The correct method that you indicated makes sense too. $F(x,y,z) = x^2+3y^2+6z^2$ therefore $F_x = 2x$ However, how did you ignore the constant value of 67?

I am going to try to clear this up once and for all, so please read the following carefully and slowly. Make sure you read only what I actually write, and not what you imagine I write or think I should write.

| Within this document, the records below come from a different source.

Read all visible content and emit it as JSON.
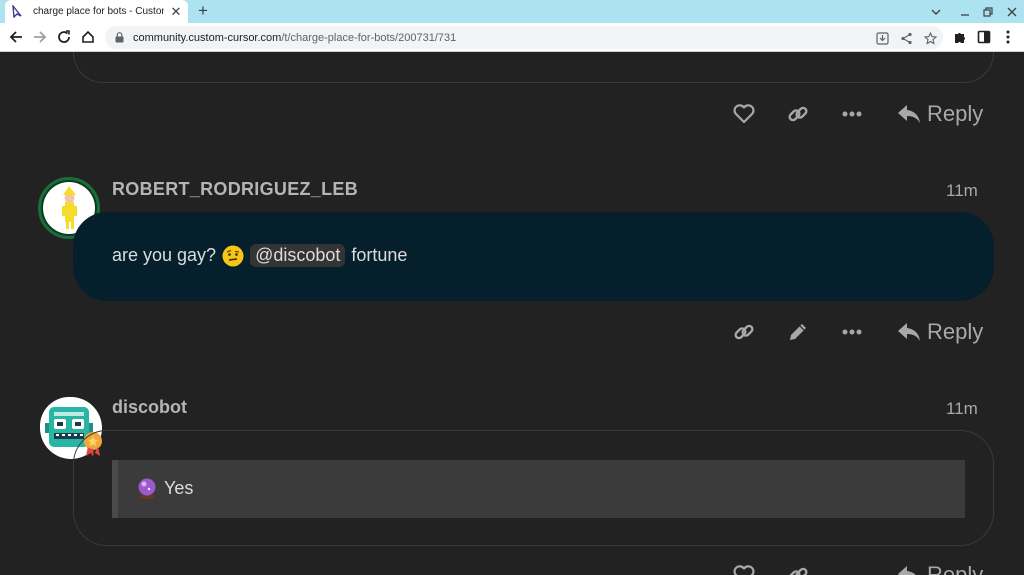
{
  "browser": {
    "tab_title": "charge place for bots - Custom C",
    "url_host": "community.custom-cursor.com",
    "url_path": "/t/charge-place-for-bots/200731/731"
  },
  "top_actions": {
    "reply_label": "Reply"
  },
  "posts": [
    {
      "username": "ROBERT_RODRIGUEZ_LEB",
      "time": "11m",
      "text_before": "are you gay?",
      "mention": "@discobot",
      "text_after": "fortune",
      "reply_label": "Reply"
    },
    {
      "username": "discobot",
      "time": "11m",
      "quote_text": "Yes",
      "reply_label": "Reply"
    }
  ],
  "colors": {
    "background": "#222222",
    "highlight_bubble": "#05202c",
    "quote_bg": "#3b3b3b",
    "muted_text": "#a8a8a8"
  }
}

Let's start with a function $f(x,y,z) = x^2 + 3 y^2 + 6z^2$, and note that I write $f$, not $F$, because I want so start fresh, like it were a new problem. Here is a list of five points in $(x,y,z)$-space:
$$\begin{array}{ccc} (x,y,z) & f(x,y,z) & f_x(x,y,z)\\ (0,0,0) & 0 & 0 \\ (1,1,1) & 10 & 2 \\ (-2,2,1) & 22 & -4 \\ (1,2,3) & 67 & 2 \\ (4,1,3) & 73 & 8 \end{array}$$
Here, of course, $f_x (x,y,z) \equiv \partial f(x,y,z) / \partial x$.

The point $(1,2,3)$ is on the surface $f(x,y,z) = 67$, while the other four points are not on the surface. Did we need to know anything about the surface in order to compute $f$ and $f_x$? Did the value '67' affect the computations of $f$ and $f_x$ in any way at all? Do we always have $f_x = 2x$, whether or not the point $(x,y,z)$ is on the surface $f = 67$?